On to Facebook. Everyone who is anyone uses Facebook, right? Wrong. Although I have seen wonderful use of the technology, mostly keeping in touch with family members that are in far corners of the earth, or simply out of weekly visiting range. Seeing the immediate picture of the most recent grandchild, priceless. But to post the live birth online, tacky. My new motto: just because you can share it doesn’t mean you should.


My daughter has most recently begun to use Tumblr and had a quick suggestion for me: forget it, it’s too complicated. All of this is not to suggest that I am computer illiterate; I use computers all day at work, I download eBooks, cook from recipes off my iPhone, voraciously text and email, shop and bank online, plan my vacations, found my pets online, search for medical information, and have been saved by the maps app on my phone too many times to mention. I have even made it to the second level of Angry Birds! But socially, I am an online misfit; awkward and confused.


Driving home the other day, I heard an ad on the radio for an online dating site.

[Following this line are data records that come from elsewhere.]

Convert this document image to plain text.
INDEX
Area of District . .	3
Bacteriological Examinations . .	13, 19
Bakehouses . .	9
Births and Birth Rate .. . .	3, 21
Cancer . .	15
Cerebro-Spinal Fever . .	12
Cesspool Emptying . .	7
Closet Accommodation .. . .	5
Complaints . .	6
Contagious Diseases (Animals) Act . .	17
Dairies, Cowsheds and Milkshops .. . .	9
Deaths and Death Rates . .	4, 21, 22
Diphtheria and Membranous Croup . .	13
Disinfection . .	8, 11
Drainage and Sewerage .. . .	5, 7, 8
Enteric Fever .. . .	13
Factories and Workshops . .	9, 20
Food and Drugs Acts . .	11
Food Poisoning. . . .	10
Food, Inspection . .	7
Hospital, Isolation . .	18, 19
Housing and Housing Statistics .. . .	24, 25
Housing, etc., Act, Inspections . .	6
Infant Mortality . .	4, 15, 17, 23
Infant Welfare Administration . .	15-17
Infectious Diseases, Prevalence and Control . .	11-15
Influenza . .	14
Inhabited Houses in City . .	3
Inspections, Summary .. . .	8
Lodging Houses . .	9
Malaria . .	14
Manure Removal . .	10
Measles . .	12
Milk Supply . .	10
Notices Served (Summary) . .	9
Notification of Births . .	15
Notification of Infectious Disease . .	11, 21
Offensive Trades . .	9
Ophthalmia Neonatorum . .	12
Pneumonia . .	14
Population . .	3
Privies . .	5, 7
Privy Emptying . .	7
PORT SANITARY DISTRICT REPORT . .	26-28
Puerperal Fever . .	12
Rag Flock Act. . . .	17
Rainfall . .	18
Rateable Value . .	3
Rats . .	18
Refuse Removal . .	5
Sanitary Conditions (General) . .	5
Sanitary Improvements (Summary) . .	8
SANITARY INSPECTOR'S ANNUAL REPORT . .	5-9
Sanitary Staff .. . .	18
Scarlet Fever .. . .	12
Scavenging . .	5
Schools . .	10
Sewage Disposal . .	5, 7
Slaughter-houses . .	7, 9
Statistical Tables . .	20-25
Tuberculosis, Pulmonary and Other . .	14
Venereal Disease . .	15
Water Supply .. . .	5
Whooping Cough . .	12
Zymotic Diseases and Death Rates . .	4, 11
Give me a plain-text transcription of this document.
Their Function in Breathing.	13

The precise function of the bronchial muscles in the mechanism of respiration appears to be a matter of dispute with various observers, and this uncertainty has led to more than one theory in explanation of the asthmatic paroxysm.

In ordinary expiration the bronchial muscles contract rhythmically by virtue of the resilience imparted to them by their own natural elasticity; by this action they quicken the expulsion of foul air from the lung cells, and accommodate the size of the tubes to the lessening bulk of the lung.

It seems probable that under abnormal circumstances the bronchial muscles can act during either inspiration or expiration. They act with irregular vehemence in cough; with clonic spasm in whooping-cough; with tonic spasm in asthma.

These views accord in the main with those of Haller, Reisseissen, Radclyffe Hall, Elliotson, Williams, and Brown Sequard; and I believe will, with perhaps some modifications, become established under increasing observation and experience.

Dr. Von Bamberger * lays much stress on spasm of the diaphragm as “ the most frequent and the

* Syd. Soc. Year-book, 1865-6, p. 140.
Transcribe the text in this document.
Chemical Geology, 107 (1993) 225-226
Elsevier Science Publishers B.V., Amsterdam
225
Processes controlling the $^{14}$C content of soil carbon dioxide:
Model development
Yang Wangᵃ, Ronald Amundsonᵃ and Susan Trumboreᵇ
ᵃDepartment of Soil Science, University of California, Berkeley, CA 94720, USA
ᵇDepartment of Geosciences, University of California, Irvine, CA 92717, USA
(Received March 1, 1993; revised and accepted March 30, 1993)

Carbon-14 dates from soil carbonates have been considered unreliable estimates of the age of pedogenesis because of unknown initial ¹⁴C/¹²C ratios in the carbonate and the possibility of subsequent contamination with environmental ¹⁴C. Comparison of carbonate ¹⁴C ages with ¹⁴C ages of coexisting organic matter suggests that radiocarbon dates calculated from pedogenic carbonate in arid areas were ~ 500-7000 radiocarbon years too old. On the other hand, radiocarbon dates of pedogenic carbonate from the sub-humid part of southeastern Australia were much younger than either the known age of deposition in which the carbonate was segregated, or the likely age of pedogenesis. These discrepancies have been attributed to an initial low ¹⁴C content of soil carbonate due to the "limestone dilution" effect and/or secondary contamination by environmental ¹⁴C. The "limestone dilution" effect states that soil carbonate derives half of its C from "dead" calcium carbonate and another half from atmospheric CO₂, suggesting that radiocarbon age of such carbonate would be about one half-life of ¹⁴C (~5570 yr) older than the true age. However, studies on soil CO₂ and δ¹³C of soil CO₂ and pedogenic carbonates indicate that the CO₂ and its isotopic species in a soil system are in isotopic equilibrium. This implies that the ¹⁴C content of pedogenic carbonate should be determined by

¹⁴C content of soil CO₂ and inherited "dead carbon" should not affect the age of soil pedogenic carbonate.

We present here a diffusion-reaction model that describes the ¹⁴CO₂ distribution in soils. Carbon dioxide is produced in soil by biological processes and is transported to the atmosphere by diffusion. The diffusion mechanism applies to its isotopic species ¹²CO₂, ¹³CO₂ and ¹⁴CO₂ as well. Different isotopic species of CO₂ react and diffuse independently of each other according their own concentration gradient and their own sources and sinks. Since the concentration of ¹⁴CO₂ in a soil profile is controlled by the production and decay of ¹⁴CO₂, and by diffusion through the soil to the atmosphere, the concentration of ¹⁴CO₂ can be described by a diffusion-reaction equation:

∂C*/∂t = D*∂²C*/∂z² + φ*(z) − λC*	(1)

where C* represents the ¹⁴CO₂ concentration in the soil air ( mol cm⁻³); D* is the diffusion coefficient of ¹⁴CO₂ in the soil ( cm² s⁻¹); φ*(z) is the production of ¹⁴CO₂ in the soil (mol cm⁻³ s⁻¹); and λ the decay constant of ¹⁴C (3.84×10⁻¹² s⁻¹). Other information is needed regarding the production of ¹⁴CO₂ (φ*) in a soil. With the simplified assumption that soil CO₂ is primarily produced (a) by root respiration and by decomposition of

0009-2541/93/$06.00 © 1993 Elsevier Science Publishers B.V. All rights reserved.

The ad stated that 1 in 6 married couples met their spouse using an online dating service. As a recent divorcee, I was horrified. Let me try to explain it this way, when some dogs see a TV, they will bark at the image of another animal. But most dogs do not recognize the image as a real dog; there is no scent, no physical social cues, no meet and greet. If I were a dog, I would be in the second group, for me a photo of a person with text just isn’t the same as a real meeting, or a real date. Besides, we all know that the photo was taken 15 years ago when the person was in much better physical shape and still had hair. For now, I will stick with the supermarket on Friday nights, the bookstore on Saturdays, and museums on Sundays and I’ll see if the statistics are as good as online dating.

If you are interested in finding out more about social networking sites, I recommend the following books, all of which can be found at the library.

  • I Love You, Let’s Meet: Adventures in Online Dating by Virginia Vitzthum
  • Against the Machine: Being Human in the Age of the Electronic Mob by Lee Siegel.
  • Alone Together: Why We Expect More from Technology and Less From Each Other by Sherry Turkle.
  • Everything Is Miscellaneous: The Power of the New Digital Disorder by David Weinberger.
  • What Technology Wants by Kevin Kelly.
  • You Are Not a Gadget by Jaron Lanier.
  • Facebook for Dummies by Carolyn Abram and Leah Pearlman.
  • Born Digital: Understanding the First Generation of Digital Natives by John Palfrey and Urs Gasser.
  • The Digital Mom Handbook: How to Blog, Vlog, Tweet, and Facebook Your Way to a Dream Career at Home by Audrey McClelland and Colleen Padilla.
  • How To Find a Job on Linkedin, Facebook, MySpace, Twitter and Other Social Networks by Brad and Debra Schepp.
  • I’m on Facebook, Now What???: How to Get Personal, Business and Professional Value from Facebook by Jason Alba and Jesse Stay.
  • Infinite Reality: Avatars, Eternal Life, Universal Consciousness and the Dawn of the Virtual Revolution by Jim Blascovich and Jeremy Bailenson.